Residents here know that forest thinning is essential to staving off wildland blazes like the Hondo Fire, which ignited in San Cristobal in 1996 and tore through more than 10,000 acres, ultimately destroying 27 buildings in a neighboring village. In the quarter-century since, fire risk—and the ensuing threat to the region’s ecological balance and watershed—has only grown.
That’s part of the reason generations of leñeros (local wood gatherers) work to thin forests. In 2018, the Cerro Negro Forest Council began recruiting them with specific goals in mind—like the 300 acres in the nearby Carson National Forest. Leñeros haul their harvests out of the forest and sell it to community partners, who will resell it as firewood once it’s been split and dried, a process that can take months.
“To me, the most important resources are water and wood,” says Dickie Córdova, a leñero and fifth-generation San Cristobal resident. “I can’t live without either.”
Video by J.R. Logan
Until recently, though, the community had few ways to split and store the raw wood, limiting the speed with which leñeros can harvest and sell the wood. The addition of a portable 14-horsepower Hud-Son firewood processor is changing that.
This past summer, the San Cristobal Neighborhood Association outlined the benefit of a processor in conversations with LOR’s Taos program officer Jake Caldwell. Within two weeks of Caldwell’s initial conversations with residents, LOR had funded a grant that made it possible to purchase the $9,595 machine. Soon after, the neighborhood association, in partnership with the Cerro Negro Forest Council, began making plans to create a centralized woodlot in which the firewood processor would be the centerpiece.

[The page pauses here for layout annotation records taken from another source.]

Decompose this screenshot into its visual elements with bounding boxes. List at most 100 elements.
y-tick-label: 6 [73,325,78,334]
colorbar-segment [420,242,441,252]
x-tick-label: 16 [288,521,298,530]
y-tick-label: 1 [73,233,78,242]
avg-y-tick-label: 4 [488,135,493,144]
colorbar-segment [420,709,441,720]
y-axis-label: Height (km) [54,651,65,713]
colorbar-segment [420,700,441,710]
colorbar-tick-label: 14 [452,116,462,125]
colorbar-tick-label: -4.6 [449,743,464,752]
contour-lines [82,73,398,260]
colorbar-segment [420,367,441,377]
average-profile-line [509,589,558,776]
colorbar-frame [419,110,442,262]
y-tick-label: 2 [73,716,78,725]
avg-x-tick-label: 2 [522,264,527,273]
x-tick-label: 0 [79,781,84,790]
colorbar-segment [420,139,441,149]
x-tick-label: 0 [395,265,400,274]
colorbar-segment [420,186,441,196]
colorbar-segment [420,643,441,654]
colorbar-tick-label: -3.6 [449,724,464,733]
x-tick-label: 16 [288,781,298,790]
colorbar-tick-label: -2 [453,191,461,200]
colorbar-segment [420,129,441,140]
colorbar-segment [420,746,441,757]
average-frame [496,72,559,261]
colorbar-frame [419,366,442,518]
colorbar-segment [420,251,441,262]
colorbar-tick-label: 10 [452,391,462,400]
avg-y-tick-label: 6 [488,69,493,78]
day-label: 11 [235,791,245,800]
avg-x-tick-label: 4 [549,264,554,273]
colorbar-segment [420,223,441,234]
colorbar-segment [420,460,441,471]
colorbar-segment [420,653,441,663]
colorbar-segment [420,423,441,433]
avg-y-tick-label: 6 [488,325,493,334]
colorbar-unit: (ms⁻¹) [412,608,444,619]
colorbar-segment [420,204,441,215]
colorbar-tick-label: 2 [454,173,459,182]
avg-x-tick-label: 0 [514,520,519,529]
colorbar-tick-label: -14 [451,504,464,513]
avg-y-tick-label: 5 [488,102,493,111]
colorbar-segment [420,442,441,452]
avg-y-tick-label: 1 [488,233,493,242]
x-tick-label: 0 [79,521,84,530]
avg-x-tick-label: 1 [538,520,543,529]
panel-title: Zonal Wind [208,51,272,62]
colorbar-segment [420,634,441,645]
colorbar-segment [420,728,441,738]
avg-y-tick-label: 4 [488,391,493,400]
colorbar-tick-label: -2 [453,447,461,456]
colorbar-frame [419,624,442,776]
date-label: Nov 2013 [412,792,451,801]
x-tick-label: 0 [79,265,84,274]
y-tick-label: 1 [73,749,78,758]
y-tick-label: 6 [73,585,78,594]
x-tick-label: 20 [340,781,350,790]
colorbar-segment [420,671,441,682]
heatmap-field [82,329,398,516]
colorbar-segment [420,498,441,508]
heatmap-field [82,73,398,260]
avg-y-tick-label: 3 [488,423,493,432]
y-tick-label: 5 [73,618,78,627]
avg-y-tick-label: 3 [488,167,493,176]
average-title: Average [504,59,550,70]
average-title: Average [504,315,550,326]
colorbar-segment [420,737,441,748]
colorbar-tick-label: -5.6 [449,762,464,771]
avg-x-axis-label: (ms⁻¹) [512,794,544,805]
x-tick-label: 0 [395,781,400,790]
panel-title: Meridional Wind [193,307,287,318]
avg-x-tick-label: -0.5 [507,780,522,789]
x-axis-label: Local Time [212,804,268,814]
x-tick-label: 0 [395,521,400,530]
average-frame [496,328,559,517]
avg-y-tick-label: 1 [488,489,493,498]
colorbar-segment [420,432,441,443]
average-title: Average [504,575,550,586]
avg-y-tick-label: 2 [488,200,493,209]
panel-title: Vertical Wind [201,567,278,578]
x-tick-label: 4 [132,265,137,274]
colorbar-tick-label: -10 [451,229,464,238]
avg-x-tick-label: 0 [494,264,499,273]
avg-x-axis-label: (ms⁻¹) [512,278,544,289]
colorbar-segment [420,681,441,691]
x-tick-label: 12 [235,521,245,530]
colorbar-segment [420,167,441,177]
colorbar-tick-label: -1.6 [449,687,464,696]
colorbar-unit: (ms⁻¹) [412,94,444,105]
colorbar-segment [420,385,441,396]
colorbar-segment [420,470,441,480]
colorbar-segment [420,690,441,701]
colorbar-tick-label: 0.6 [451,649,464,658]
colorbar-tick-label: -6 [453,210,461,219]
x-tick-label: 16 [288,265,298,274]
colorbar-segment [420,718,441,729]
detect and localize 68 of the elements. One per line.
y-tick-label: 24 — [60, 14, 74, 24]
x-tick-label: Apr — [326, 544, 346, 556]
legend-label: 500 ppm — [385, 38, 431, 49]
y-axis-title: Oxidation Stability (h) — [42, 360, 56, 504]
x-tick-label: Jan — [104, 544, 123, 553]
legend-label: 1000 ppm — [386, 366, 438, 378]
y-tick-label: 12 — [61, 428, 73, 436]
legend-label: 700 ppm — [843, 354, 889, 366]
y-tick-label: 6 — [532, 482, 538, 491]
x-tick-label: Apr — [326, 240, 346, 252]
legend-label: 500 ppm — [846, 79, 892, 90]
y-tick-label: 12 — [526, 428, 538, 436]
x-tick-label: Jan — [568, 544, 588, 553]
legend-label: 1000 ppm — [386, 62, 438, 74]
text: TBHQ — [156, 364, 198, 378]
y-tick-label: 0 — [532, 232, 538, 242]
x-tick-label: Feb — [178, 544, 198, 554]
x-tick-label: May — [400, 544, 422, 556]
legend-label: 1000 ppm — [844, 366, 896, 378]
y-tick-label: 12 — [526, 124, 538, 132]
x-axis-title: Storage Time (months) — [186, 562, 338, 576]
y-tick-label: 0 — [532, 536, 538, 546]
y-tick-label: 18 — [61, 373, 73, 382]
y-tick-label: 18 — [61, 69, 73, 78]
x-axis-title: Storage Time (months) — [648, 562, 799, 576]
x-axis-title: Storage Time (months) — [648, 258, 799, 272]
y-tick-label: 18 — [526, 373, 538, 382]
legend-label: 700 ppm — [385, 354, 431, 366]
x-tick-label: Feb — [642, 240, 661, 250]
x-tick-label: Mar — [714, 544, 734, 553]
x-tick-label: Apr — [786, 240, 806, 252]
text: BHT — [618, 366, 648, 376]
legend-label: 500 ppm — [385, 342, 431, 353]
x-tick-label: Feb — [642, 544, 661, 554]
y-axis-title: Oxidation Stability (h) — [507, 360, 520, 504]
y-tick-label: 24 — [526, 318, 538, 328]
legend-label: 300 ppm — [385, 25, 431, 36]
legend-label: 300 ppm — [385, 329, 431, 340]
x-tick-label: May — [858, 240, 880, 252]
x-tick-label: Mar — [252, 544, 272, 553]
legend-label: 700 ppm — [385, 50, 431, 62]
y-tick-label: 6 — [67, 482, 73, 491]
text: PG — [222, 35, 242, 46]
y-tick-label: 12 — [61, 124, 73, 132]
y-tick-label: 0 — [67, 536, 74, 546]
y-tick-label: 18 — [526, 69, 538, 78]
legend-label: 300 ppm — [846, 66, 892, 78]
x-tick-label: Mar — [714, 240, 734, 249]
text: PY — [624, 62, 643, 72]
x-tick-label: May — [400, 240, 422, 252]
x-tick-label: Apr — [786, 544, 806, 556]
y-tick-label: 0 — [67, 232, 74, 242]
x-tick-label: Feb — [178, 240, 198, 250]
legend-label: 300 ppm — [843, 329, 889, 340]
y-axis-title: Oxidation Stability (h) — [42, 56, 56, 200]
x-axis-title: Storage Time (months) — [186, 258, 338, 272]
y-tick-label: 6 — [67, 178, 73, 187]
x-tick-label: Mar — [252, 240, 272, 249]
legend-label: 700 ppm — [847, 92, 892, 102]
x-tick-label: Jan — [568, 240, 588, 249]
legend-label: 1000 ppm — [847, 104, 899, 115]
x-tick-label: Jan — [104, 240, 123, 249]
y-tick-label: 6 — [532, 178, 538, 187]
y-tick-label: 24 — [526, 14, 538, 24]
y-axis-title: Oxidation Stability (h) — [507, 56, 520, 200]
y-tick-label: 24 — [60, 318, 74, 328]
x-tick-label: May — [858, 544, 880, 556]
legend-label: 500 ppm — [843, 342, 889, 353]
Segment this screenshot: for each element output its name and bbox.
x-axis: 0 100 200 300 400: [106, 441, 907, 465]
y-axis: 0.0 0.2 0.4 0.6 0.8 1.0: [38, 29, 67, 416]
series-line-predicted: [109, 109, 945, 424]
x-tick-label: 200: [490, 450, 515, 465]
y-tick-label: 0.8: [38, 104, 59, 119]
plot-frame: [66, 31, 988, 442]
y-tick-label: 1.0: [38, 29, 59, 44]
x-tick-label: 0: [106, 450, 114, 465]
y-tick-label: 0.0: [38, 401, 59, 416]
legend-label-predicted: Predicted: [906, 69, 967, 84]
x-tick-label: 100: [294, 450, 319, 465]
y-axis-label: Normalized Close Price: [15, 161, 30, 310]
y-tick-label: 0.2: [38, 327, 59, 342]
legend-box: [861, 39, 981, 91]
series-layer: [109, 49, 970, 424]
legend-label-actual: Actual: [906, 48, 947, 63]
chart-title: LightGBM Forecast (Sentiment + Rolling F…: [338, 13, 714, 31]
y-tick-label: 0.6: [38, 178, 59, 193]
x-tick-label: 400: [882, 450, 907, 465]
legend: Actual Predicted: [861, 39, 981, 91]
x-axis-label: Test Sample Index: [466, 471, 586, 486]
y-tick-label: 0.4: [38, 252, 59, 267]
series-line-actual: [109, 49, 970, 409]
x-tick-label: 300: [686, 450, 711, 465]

Caldwell understands that working quickly to clear bottlenecks like this is critical. “When a community knows how it wants to tackle big problems and has the know-how to do it, momentum is huge,” he says. “And this wood processor will build momentum.”
The new woodlot should solve a multi-dimensional issue: Leñeros will be able to sell green wood to the woodlot for cash; the forest council will split and store that wood; and—once it’s seasoned several months later—the council will sell the firewood at competitive rates. The neighborhood association will invest a portion of those proceeds in community programs like after-school tutoring for students. The revenue also will help the forest council purchase more wood from leñeros. The operation will, in effect, evolve into a micro-restoration industry in San Cristobal.
"When a community knows how it wants to tackle big problems and has the know-how to do it, momentum is huge. And this wood processor will build momentum."
“It was born out of necessity,” says J.R. Logan, president of the San Cristobal Neighborhood Association and one of the project’s leaders. “Piñon is notoriously hard to split. The idea of a small wood processor is to test whether it adds enough efficiency to take the raw wood that we’re cutting and turn it into something you could sell as firewood and be profitable.”
In the coming months, the forest council and neighborhood association will look for a permanent location to split and store cords of unseasoned wood (landowners open to donating vacant land for this purpose can contact Caldwell). At the same time, the council will accept orders from the community for firewood—and, if all goes well, those will be delivered to residents before the winter months arrive a year from now, yielding a profit that can be invested back into the village.
“It’s the right scale for what we’re doing,” Logan says. “It is the little catalyst that could create a much bigger change.”